The short length is unstable with respect to the displacement of the uranium beam at an angle below 30° shown in Figure 4.2.5, and the film was not formed horizontally and at an unstable angle above 38° shown in Figure 4.2.6. The obtained length of the lithium film was stable between 30° and 38°, so the average value of the angle was determined to be 34°. In order to know the characteristics according to the geometry of the deflector, the deflector was designed and manufactured as shown in fig.

The greater the curvature, the fewer points interfere with film formation, so the 50 mm size radius was determined as shown in Fig. Finally, the deflection of the deflector was 50 mm to avoid contamination at the lithium spot and the nozzle design was angled at 34° with a diameter of 0.7 mm to make a stable film of 22 µm thickness. The components of the charge stripper were nozzle, deflector, view port, laser quartz, level meter and argon equivalent line as shown in Fig.

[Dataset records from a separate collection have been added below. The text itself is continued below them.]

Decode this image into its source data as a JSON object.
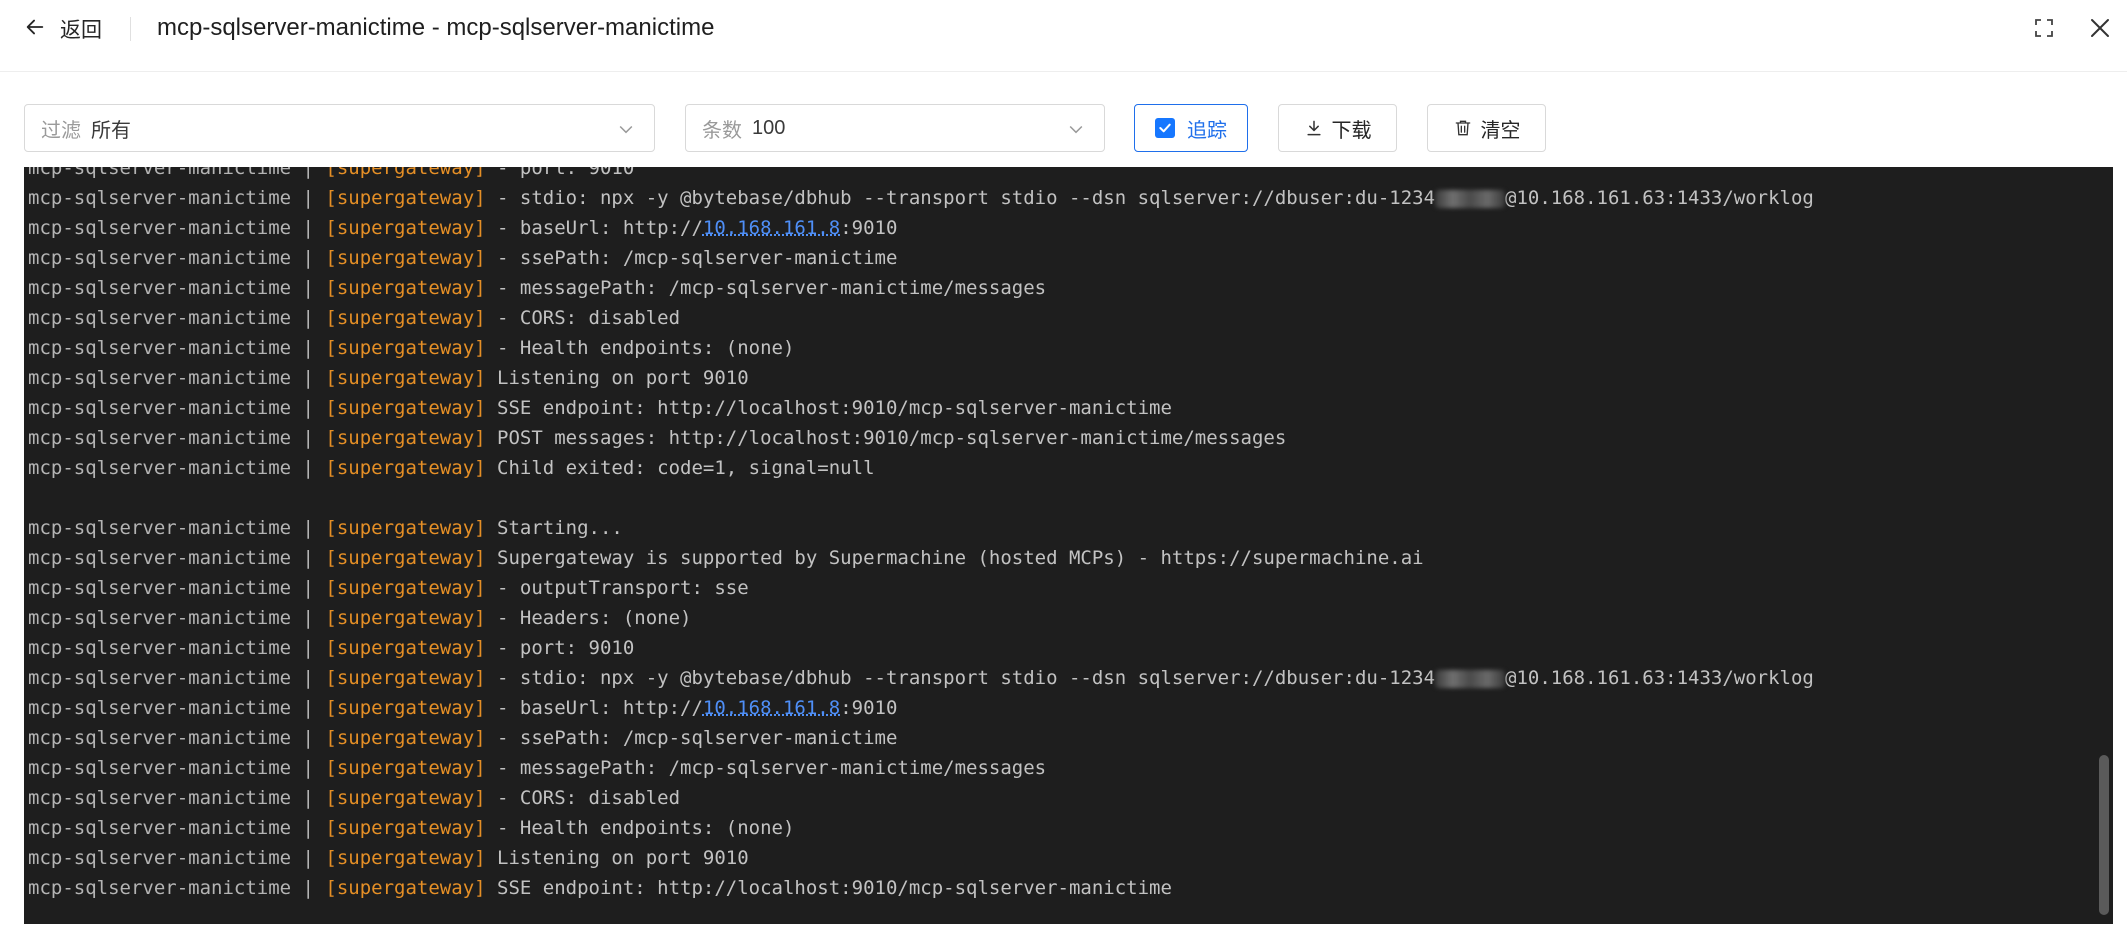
{
  "header": {
    "back_label": "返回",
    "title": "mcp-sqlserver-manictime - mcp-sqlserver-manictime"
  },
  "toolbar": {
    "filter": {
      "prefix": "过滤",
      "value": "所有"
    },
    "count": {
      "prefix": "条数",
      "value": "100"
    },
    "trace_label": "追踪",
    "download_label": "下载",
    "clear_label": "清空"
  },
  "log": {
    "service": "mcp-sqlserver-manictime",
    "separator": " | ",
    "tag": "[supergateway]",
    "lines": [
      {
        "msg": " - port: 9010"
      },
      {
        "msg": " - stdio: npx -y @bytebase/dbhub --transport stdio --dsn sqlserver://dbuser:du-1234",
        "blur": true,
        "msg_after": "@10.168.161.63:1433/worklog"
      },
      {
        "msg": " - baseUrl: http://",
        "ip": "10.168.161.8",
        "msg_after": ":9010"
      },
      {
        "msg": " - ssePath: /mcp-sqlserver-manictime"
      },
      {
        "msg": " - messagePath: /mcp-sqlserver-manictime/messages"
      },
      {
        "msg": " - CORS: disabled"
      },
      {
        "msg": " - Health endpoints: (none)"
      },
      {
        "msg": " Listening on port 9010"
      },
      {
        "msg": " SSE endpoint: http://localhost:9010/mcp-sqlserver-manictime"
      },
      {
        "msg": " POST messages: http://localhost:9010/mcp-sqlserver-manictime/messages"
      },
      {
        "msg": " Child exited: code=1, signal=null"
      },
      {
        "empty": true
      },
      {
        "msg": " Starting..."
      },
      {
        "msg": " Supergateway is supported by Supermachine (hosted MCPs) - https://supermachine.ai"
      },
      {
        "msg": " - outputTransport: sse"
      },
      {
        "msg": " - Headers: (none)"
      },
      {
        "msg": " - port: 9010"
      },
      {
        "msg": " - stdio: npx -y @bytebase/dbhub --transport stdio --dsn sqlserver://dbuser:du-1234",
        "blur": true,
        "msg_after": "@10.168.161.63:1433/worklog"
      },
      {
        "msg": " - baseUrl: http://",
        "ip": "10.168.161.8",
        "msg_after": ":9010"
      },
      {
        "msg": " - ssePath: /mcp-sqlserver-manictime"
      },
      {
        "msg": " - messagePath: /mcp-sqlserver-manictime/messages"
      },
      {
        "msg": " - CORS: disabled"
      },
      {
        "msg": " - Health endpoints: (none)"
      },
      {
        "msg": " Listening on port 9010"
      },
      {
        "msg": " SSE endpoint: http://localhost:9010/mcp-sqlserver-manictime"
      }
    ]
  },
  "colors": {
    "tag": "#e58f26",
    "accent": "#1677ff",
    "log_bg": "#1e1e1e",
    "link": "#4f8ff7"
  },
  "icons": {
    "back": "arrow-left-icon",
    "fullscreen": "expand-icon",
    "close": "close-icon",
    "chevron": "chevron-down-icon",
    "check": "check-icon",
    "download": "download-icon",
    "clear": "trash-icon"
  }
}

The nozzle and deflector create the liquid lithium film by collision, and the viewport is used to control the conditions of the liquid lithium film. The laser passes through the quartz section and the level meter is used to monitor the flow rate of the system. The liquid lithium sprayed through the nozzle collided with the deflector and formed a thin film.

Consequently, an input current of 107 A was required to achieve a liquid lithium film thickness of 22 µm with a standard deviation of 4.3 µm to achieve an energy of 200 MeV/U.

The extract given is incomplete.